When lights are set up and timing needs to be arranged, or when a request is made to alter the timing, a study is done (in ODOT’s case by a contractor) on traffic flow, etc. that takes at least 6 months and is not cheap (sorry, I don’t have any exact cost numbers, but it’s in the neighborhood of hundreds of thousands of dollars). It’s not nearly as simple as “how long does it take to get to the next light if you drive the speed limit.” You have to consider how far traffic will back up behind a red light. You have to consider increase in traffic flow during rush hour. You have to consider backups on cross streets. What if two major streets cross? Which is more important and gets its timing preserved? What about businesses or homes along the street? Anyway, it is no simple task. Besides, they don’t do it to save wear and tear on your car, they do it to move traffic through the city faster and make intersections safer.

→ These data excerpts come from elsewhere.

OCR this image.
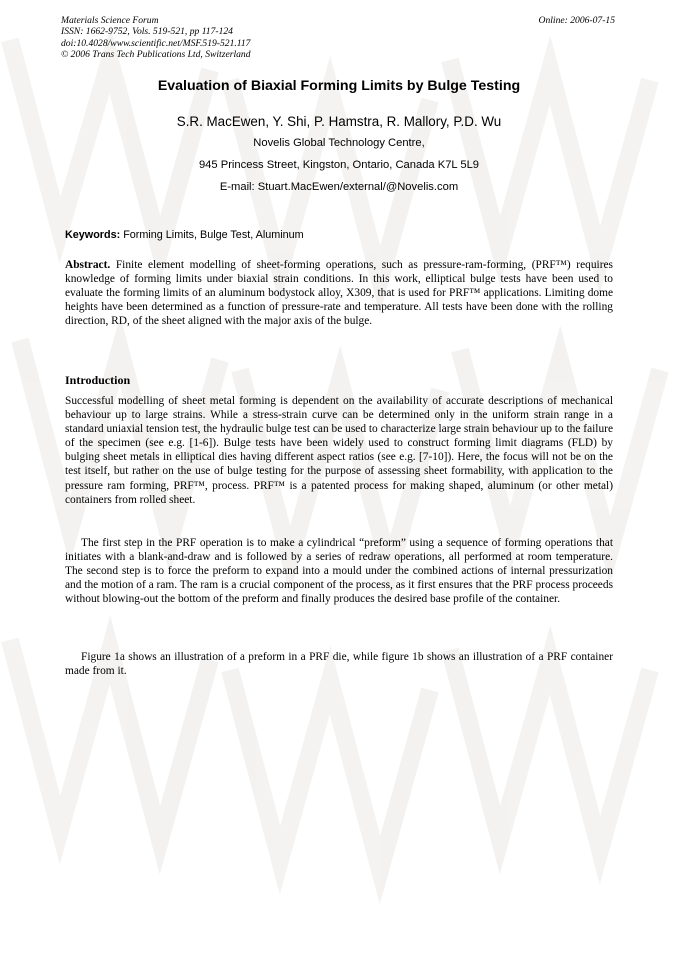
Materials Science Forum
ISSN: 1662-9752, Vols. 519-521, pp 117-124
doi:10.4028/www.scientific.net/MSF.519-521.117
© 2006 Trans Tech Publications Ltd, Switzerland
Online: 2006-07-15
Evaluation of Biaxial Forming Limits by Bulge Testing
S.R. MacEwen, Y. Shi, P. Hamstra, R. Mallory, P.D. Wu
Novelis Global Technology Centre,
945 Princess Street, Kingston, Ontario, Canada K7L 5L9
E-mail: Stuart.MacEwen/external/@Novelis.com
Keywords: Forming Limits, Bulge Test, Aluminum

Abstract. Finite element modelling of sheet-forming operations, such as pressure-ram-forming, (PRF™) requires knowledge of forming limits under biaxial strain conditions. In this work, elliptical bulge tests have been used to evaluate the forming limits of an aluminum bodystock alloy, X309, that is used for PRF™ applications. Limiting dome heights have been determined as a function of pressure-rate and temperature. All tests have been done with the rolling direction, RD, of the sheet aligned with the major axis of the bulge.

Introduction

Successful modelling of sheet metal forming is dependent on the availability of accurate descriptions of mechanical behaviour up to large strains. While a stress-strain curve can be determined only in the uniform strain range in a standard uniaxial tension test, the hydraulic bulge test can be used to characterize large strain behaviour up to the failure of the specimen (see e.g. [1-6]). Bulge tests have been widely used to construct forming limit diagrams (FLD) by bulging sheet metals in elliptical dies having different aspect ratios (see e.g. [7-10]). Here, the focus will not be on the test itself, but rather on the use of bulge testing for the purpose of assessing sheet formability, with application to the pressure ram forming, PRF™, process. PRF™ is a patented process for making shaped, aluminum (or other metal) containers from rolled sheet.

The first step in the PRF operation is to make a cylindrical “preform” using a sequence of forming operations that initiates with a blank-and-draw and is followed by a series of redraw operations, all performed at room temperature. The second step is to force the preform to expand into a mould under the combined actions of internal pressurization and the motion of a ram. The ram is a crucial component of the process, as it first ensures that the PRF process proceeds without blowing-out the bottom of the preform and finally produces the desired base profile of the container.

Figure 1a shows an illustration of a preform in a PRF die, while figure 1b shows an illustration of a PRF container made from it.
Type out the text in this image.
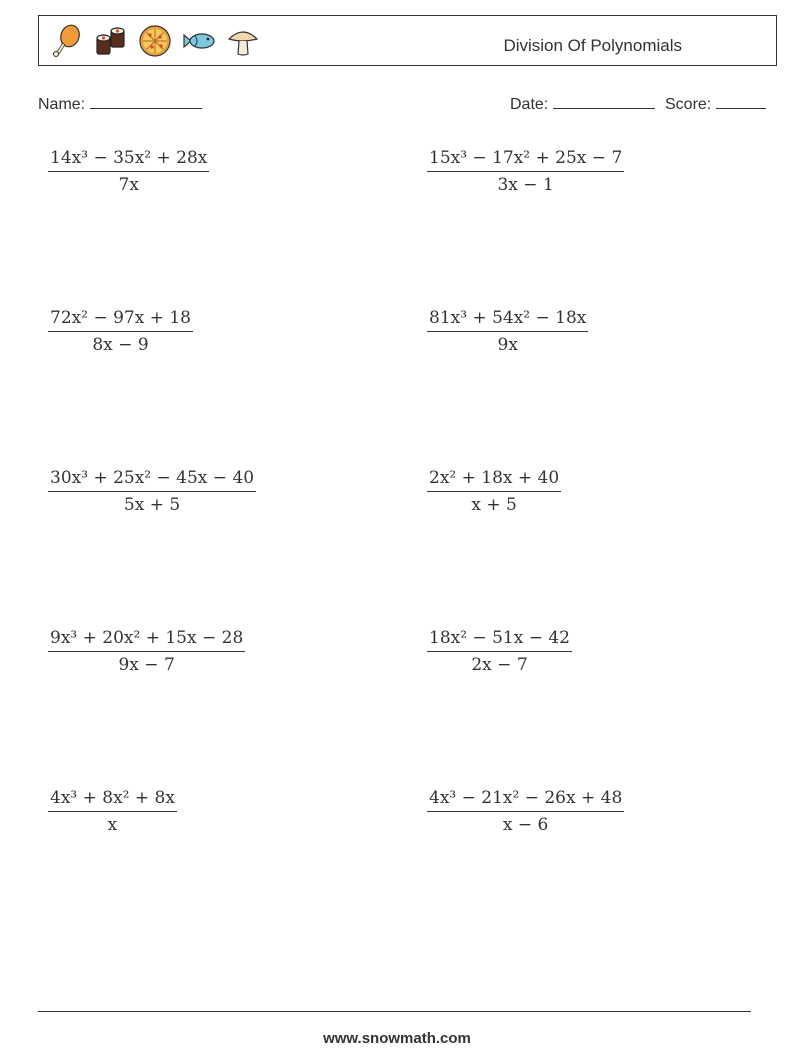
Division Of Polynomials
Name:	Date:	Score:
$\frac{\text{14x³ − 35x² + 28x}}{7x}$	$\frac{\text{15x³ − 17x² + 25x − 7}}{3x - 1}$
$\frac{\text{72x² − 97x + 18}}{8x - 9}$	$\frac{\text{81x³ + 54x² − 18x}}{9x}$
$\frac{\text{30x³ + 25x² − 45x − 40}}{5x + 5}$	$\frac{\text{2x² + 18x + 40}}{x + 5}$
$\frac{\text{9x³ + 20x² + 15x − 28}}{9x - 7}$	$\frac{\text{18x² − 51x − 42}}{2x - 7}$
$\frac{\text{4x³ + 8x² + 8x}}{x}$	$\frac{\text{4x³ − 21x² − 26x + 48}}{x - 6}$
www.snowmath.com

I know nothing about the city of Nashville or its project, but based on this, $1M might get you a few streets, not the entire city. Even for one large highway, some serious computer simulation is involved. A city or even a Manhattan avenue must be a nightmare. The idea of making traffic better is intuitive, but defining “better” is tough. Trying to enter the synchronized street outside my office at 5pm is a pain - by the time I get a green light, there is too much backup to even get on the street. No matter how much time or money you throw at it, nobody will be satisfied all the time. I would stop short of calling cities without synchronized lights stupid or lazy.

Sounds like a business to be in!

I guess the coolest thing would be to invent some kind of affordable networked sensor system so that a central computer could monitor traffic flow and keep things moving consistently no matter what time of day by modifying light duration as needed.

Are there any cities that use something like this?